Deux villes et soixante-dix villages sont peu à peu évacués. Prypiat, ville-nouvelle construite à 3 km de la centrale pour y loger ses employés, est la première. Elle comptait alors près de 50 000 habitants. Elle est vidée de sa population 30 heures après l’accident avec l’aide de l’armée et devient une ville fantôme.
Les évacuations de la zone d’exclusion se poursuivront jusqu’à la fin août. Au total, ce seraient 350 000 personnes qui auraient été déplacées.
Le bilan humain
Selon l’IRSN, environ 5 millions d’habitants de Biélorussie, d’Ukraine et de Russie ont été exposés aux radiations (sans compter les liquidateurs). « Entre 1991 et 2005, 6 848 cas de cancers de la thyroïde ont été diagnostiqués chez les enfants âgés de moins 18 ans au moment de l’accident (…), en particulier chez ceux âgés de moins de 4 ans suite à la consommation de lait contaminé. »
Les leucémies ont également été en augmentation chez les enfants qui avaient moins de 5 ans au moment de l’accident. Et de nombreux problèmes psychosociaux sont relevés chez les adultes.
Des chiffres contestés
L’Agence internationale de l’énergie atomique (AIEA) a estimé officiellement à 30 le nombre de morts par irradiation et à 4 000 celui de décès par cancer. Des chiffres sous-estimés selon Greenpeace qui avance le nombre de 200 000 décès entre 1991 et 2006. L’ONG cite également un rapport de l’Académie des sciences de l’Etat de New York publié fin 2009 qui reprend les études de chercheurs russes, bélarussiens et ukrainiens. Ceux-ci avancent le nombre de 600 000 et 900 000 décès causés par les retombées de l’accident…

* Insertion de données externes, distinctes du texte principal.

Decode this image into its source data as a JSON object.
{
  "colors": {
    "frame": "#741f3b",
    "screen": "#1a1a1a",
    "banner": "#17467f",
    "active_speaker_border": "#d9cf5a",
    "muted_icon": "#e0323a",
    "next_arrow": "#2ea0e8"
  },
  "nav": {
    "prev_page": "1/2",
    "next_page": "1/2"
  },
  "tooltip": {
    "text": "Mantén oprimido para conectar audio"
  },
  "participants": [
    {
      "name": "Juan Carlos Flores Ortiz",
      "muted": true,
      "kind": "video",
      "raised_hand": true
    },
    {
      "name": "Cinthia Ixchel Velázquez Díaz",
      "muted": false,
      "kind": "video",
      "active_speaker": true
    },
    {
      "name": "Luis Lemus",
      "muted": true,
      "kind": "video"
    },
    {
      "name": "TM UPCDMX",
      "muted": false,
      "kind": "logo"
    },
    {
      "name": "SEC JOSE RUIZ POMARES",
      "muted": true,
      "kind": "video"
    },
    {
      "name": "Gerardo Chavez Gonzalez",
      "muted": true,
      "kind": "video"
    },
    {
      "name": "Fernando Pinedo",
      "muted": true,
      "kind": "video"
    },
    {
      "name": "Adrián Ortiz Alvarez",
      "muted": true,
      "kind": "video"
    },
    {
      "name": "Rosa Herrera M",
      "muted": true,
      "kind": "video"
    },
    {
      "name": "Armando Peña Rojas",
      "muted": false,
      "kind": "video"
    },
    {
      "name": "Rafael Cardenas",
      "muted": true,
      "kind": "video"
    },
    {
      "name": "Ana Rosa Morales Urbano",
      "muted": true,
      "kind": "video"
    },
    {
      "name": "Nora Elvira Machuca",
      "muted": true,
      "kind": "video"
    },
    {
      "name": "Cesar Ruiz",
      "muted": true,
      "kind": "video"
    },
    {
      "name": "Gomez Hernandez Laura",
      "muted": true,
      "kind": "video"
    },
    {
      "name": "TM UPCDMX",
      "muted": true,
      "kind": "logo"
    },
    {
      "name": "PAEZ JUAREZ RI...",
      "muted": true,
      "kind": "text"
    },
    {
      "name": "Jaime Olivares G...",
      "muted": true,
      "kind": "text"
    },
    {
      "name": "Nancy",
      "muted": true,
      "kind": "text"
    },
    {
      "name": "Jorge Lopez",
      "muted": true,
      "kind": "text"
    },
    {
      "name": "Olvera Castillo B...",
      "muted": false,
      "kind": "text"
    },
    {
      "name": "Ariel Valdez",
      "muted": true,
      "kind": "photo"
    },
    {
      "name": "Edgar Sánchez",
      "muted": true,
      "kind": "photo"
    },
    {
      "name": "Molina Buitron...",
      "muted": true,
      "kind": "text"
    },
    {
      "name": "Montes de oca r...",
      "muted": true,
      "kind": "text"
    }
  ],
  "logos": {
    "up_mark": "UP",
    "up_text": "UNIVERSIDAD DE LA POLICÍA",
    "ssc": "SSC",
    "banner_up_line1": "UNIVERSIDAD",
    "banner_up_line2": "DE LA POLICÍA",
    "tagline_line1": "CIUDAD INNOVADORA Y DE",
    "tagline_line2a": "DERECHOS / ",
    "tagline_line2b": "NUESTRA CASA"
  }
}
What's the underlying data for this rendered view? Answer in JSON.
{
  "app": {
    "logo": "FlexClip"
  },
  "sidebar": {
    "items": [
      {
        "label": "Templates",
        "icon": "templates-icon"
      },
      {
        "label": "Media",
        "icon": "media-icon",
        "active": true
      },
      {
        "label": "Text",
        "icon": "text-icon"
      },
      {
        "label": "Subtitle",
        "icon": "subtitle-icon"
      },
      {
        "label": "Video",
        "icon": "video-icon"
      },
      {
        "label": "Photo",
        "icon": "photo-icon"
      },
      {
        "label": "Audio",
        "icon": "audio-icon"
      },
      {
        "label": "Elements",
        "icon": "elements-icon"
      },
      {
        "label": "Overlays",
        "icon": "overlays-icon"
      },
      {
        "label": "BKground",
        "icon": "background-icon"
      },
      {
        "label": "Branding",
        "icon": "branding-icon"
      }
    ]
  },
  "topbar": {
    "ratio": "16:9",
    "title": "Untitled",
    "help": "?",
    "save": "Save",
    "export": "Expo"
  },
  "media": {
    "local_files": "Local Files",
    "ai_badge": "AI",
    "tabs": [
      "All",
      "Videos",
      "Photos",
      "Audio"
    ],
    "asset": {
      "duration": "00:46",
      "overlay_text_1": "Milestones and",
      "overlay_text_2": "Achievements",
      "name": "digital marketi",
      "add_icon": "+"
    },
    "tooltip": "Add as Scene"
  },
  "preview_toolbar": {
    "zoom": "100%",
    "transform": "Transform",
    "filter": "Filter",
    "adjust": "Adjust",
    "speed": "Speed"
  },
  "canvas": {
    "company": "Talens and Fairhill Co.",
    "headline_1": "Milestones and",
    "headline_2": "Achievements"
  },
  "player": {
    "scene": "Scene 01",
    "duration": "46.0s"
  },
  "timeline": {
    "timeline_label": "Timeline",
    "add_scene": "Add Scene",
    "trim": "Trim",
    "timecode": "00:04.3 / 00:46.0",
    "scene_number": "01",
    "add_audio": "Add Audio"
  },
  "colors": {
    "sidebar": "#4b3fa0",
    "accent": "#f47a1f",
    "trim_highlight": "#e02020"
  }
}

Le retour d’expérience en France
Cinq leçons ont été tirées de cette catastrophe nucléaire :
- La protection des personnes. Les études épidémiologiques effectuées après la catastrophe ont fait apparaître une augmentation des cancers de la thyroïde, en particulier chez les enfants. Désormais, en cas de rejet radioactif à la suite d’un accident nucléaire, la règle est de prendre des comprimés d’iode pour éviter ces cancers.
- La gestion de crise nucléaire. Les centres de crises ont été modernisés chez les exploitants et les administrations concernés. La surveillance de la radioactivité a été renforcée autour des centrales et sur l’ensemble du territoire ainsi que les moyens d’intervention. Environ quinze exercices de crises par an sont réalisés.
- La sûreté des centrales. Les nouveaux réacteurs intègrent les leçons de Tchernobyl : consolidation de l’enceinte de confinement, renforcement du socle du réacteur, triplement des systèmes de sécurité et de secours.
- La transparence de l’information. Une convention internationale a été signée en 1986 afin d’informer immédiatement d’un accident nucléaire. L’AIEA, basée à Vienne, coordonne mondialement la gestion de la crise.
- Les conséquences économiques. Les pertes de terrains agricoles et de forêts, les frais médicaux, les déplacements des populations… représentent des coûts considérables. La France les a d’ores et déjà évalué en centaines de milliards d’euros.